En una charla radial a través de NECRADIO 98.3 del multimedios NQ, en el programa “Esta Mañana” que conducen Federico Cañadas y Mario Tambascia, la doctora Emilia Petrarca, joven médica clínica de 38 años, despliega una visión apasionada y humana de la medicina, reivindicando el rol del “médico de cabecera” como un faro en la salud de las personas.
La doctora, quien estudió en la Universidad del Salvador y se especializó en clínica médica tras una inicial inclinación por la dermatología, describe su especialidad como “el pediatra del adulto”, un “coordinador de la salud” que integra las diversas dolencias de sus pacientes, actuando como un nexo crucial entre el paciente y los diferentes especialistas. “Yo lo que intento es estudiar los pacientes y derivarlos con el diagnóstico lo más aproximado posible”, explica, subrayando la importancia de revalorizar el trabajo del médico clínico como un eslabón fundamental en el sistema de salud.
La pandemia de COVID-19 la consolidó como un pilar para sus pacientes. “Yo traté de no dejar a nadie solo, porque era un momento muy difícil y de angustia”, recuerda, describiendo cómo atendía consultas por teléfono y videollamadas, convirtiéndose en un salvavidas para aquellos que no sabían a quién recurrir.

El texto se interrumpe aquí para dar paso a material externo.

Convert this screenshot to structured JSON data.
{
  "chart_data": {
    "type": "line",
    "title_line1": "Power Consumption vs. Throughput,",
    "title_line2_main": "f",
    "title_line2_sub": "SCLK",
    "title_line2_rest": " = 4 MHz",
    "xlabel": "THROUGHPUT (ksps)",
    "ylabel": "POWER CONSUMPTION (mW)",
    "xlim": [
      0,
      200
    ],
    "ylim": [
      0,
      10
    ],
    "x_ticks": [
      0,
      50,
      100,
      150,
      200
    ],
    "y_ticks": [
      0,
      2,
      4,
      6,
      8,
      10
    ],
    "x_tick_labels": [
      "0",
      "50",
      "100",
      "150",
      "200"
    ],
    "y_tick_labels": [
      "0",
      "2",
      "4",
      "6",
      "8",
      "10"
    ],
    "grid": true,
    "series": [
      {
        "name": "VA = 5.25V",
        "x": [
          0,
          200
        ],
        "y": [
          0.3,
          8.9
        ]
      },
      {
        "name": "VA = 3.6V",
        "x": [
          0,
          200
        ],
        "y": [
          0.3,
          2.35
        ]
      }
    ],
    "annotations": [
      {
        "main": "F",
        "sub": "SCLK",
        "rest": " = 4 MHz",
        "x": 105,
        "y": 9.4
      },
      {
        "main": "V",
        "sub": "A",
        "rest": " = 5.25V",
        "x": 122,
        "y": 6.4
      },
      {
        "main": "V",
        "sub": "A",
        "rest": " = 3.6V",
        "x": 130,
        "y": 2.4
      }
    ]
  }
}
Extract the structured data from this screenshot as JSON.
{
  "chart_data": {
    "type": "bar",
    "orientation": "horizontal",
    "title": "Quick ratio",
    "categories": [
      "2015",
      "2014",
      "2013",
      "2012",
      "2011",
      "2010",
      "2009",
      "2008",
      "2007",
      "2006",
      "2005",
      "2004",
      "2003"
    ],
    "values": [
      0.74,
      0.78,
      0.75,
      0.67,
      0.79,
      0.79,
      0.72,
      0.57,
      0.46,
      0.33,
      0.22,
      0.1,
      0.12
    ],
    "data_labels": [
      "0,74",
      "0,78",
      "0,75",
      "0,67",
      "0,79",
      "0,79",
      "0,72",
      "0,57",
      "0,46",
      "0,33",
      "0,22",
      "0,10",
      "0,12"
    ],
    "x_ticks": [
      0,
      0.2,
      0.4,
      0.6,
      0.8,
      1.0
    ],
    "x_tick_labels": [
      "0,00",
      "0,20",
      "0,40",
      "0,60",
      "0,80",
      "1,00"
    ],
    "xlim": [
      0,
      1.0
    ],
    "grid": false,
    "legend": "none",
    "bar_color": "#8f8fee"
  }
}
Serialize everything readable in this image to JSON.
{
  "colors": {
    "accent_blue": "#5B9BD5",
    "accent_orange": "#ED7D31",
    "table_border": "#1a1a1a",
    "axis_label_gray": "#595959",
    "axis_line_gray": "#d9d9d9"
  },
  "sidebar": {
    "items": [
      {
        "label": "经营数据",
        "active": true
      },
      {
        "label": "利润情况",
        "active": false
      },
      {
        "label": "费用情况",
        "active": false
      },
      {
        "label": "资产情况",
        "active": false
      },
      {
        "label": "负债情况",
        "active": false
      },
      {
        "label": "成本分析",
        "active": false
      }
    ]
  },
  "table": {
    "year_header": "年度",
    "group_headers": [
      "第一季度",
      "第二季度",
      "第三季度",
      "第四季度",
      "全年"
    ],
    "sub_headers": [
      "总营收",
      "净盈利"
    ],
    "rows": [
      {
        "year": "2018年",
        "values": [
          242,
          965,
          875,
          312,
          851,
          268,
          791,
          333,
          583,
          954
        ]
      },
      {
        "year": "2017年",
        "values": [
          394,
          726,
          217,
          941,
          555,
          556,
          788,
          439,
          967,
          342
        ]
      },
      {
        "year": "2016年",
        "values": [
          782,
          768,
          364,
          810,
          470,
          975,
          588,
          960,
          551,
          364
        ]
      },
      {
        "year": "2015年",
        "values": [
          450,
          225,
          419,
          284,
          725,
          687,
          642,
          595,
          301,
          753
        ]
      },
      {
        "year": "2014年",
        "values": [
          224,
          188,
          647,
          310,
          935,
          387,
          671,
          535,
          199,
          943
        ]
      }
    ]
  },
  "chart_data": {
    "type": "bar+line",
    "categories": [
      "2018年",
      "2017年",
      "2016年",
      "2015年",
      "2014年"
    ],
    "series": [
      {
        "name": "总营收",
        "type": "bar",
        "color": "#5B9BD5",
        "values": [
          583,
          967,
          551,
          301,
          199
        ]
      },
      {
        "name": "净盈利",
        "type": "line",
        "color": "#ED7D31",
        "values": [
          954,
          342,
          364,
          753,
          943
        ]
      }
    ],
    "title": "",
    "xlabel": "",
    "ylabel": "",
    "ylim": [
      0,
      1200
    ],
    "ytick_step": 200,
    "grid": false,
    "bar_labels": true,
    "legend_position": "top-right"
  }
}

Esta entrega incondicional generó una renovada valoración de la figura del médico de cabecera, con muchos pacientes buscando activamente un profesional que los oriente y guíe en sus inquietudes de salud.

Por otra parte, la doctora Petrarca no evade los desafíos de la era digital, abordando el fenómeno del autodiagnóstico a través de internet y las redes sociales. “Hay tanta información que se consume y por ahí no se chequea de dónde es la fuente”, advierte. Con ejemplos cotidianos, Emilia enfatiza la peligrosidad de la automedicación y la importancia de un consejo médico profesional. “Hay que saber qué, para quién y para qué”, sentencia, alertando sobre los riesgos de enmascarar síntomas con analgésicos sin una evaluación adecuada, lo que en casos extremos puede derivar en cuadros graves.
Pero más allá de la pericia técnica, la doctora Petrarca destaca la dimensión humana de la medicina. Con una sensibilidad a flor de piel, confiesa haber llorado con pacientes al dar diagnósticos difíciles. “Es durísimo… Genera que el paciente quede nublado, yo creo que no escucha más nada de todo lo que uno dice. Entonces por ahí cuenta más que la explicación, un abrazo, un ‘te voy a acompañar'”. Esta empatía genuina es, para Emilia, un componente esencial de su profesión, un legado que se resiste a diluirse en la frialdad de la tecnología.